九州新幹線脱線 防止ガードの全線設置を

 昨年の熊本地震による九州新幹線回送列車の脱線事故について、運輸安全委員会が調査報告書をまとめて公表した。

 高架橋上で地震による揺れが増幅し、車体が左右に大きく揺れたことが脱線の原因としている。

 九州新幹線では初の脱線事故だった。高速で走る新幹線は、ひとたび事故が起きれば大惨事につながりかねない。JR九州は安全対策に万全を期してほしい。

 昨年4月14日夜、6両編成の回送列車は時速78キロで走行中に突き上げる縦揺れを受けた。運転士が非常ブレーキをかけたが、6両とも脱線した。けが人はなかった。
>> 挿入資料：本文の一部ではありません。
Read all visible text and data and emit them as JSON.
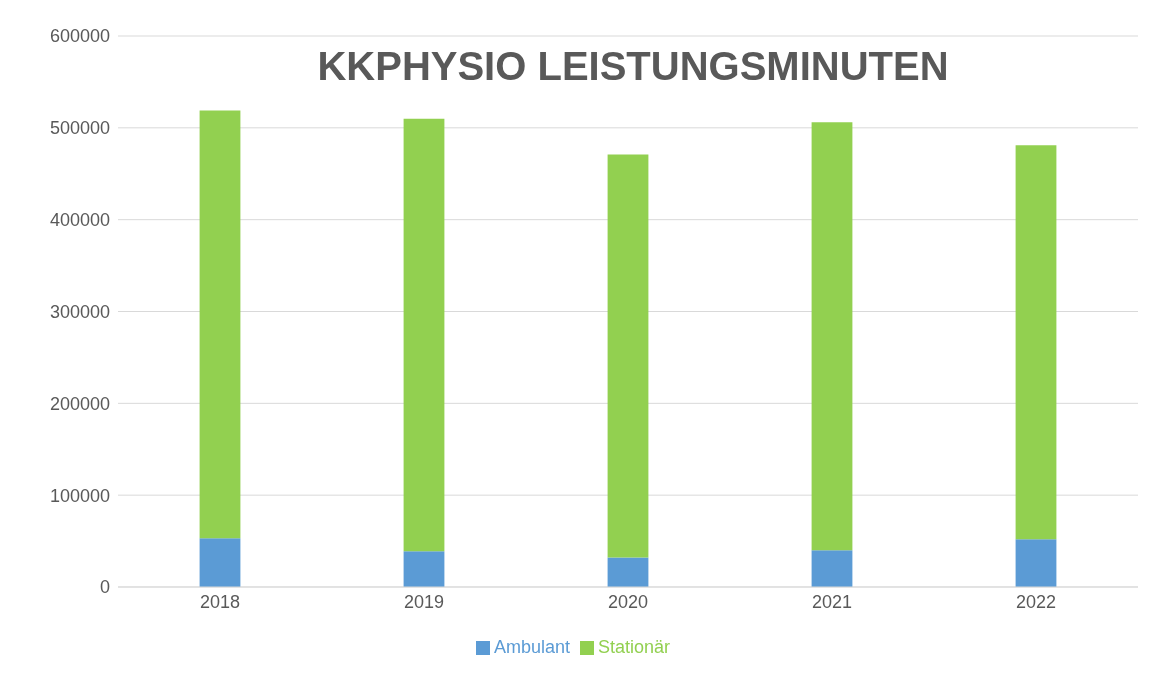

 報告書によると、現場周辺は地盤が軟らかく、高さ約10メートルの高架橋上だったため地表に比べて揺れが倍近くに増幅され、車体の大きな揺れにつながったという。

 現場の揺れは震度6弱~6強だったと推測している。

 注目したいのは「脱線防止ガード」の存在だ。レールの内側に並行して敷設され、地震時の脱線を防ぐ。当時、事故現場に防止ガードはなかった。報告書は「設置されていれば計算上は脱線しなかった」と結論付けている。

 運輸安全委は新幹線沿線の活断層を見直し、地震発生リスクを考慮した防止ガードの設置を進めるようJR九州に求めた。

 同社は脱線事故を受け、事故現場を含む熊本駅構内や熊本総合車両所内の計17キロに脱線防止ガードを設置した。今年3月末現在、新幹線の総延長512キロのうち71キロ(14%)で防止ガードが整備済みだ。さらに、2019年度までに新玉名-熊本間の約15キロでも設置する方針という。

 JR東海は車両基地への回送線も含め、東海道新幹線全線で28年度までに防止ガードを取り付けることにしている。全線整備となれば費用負担も当然、重くなる。

 ただ、活断層は未知のものも多い。さらなる脱線対策についてJR九州は「今後、国土交通省などと協議する」としている。安全最優先の観点から、九州新幹線でも全線設置を目指してほしい。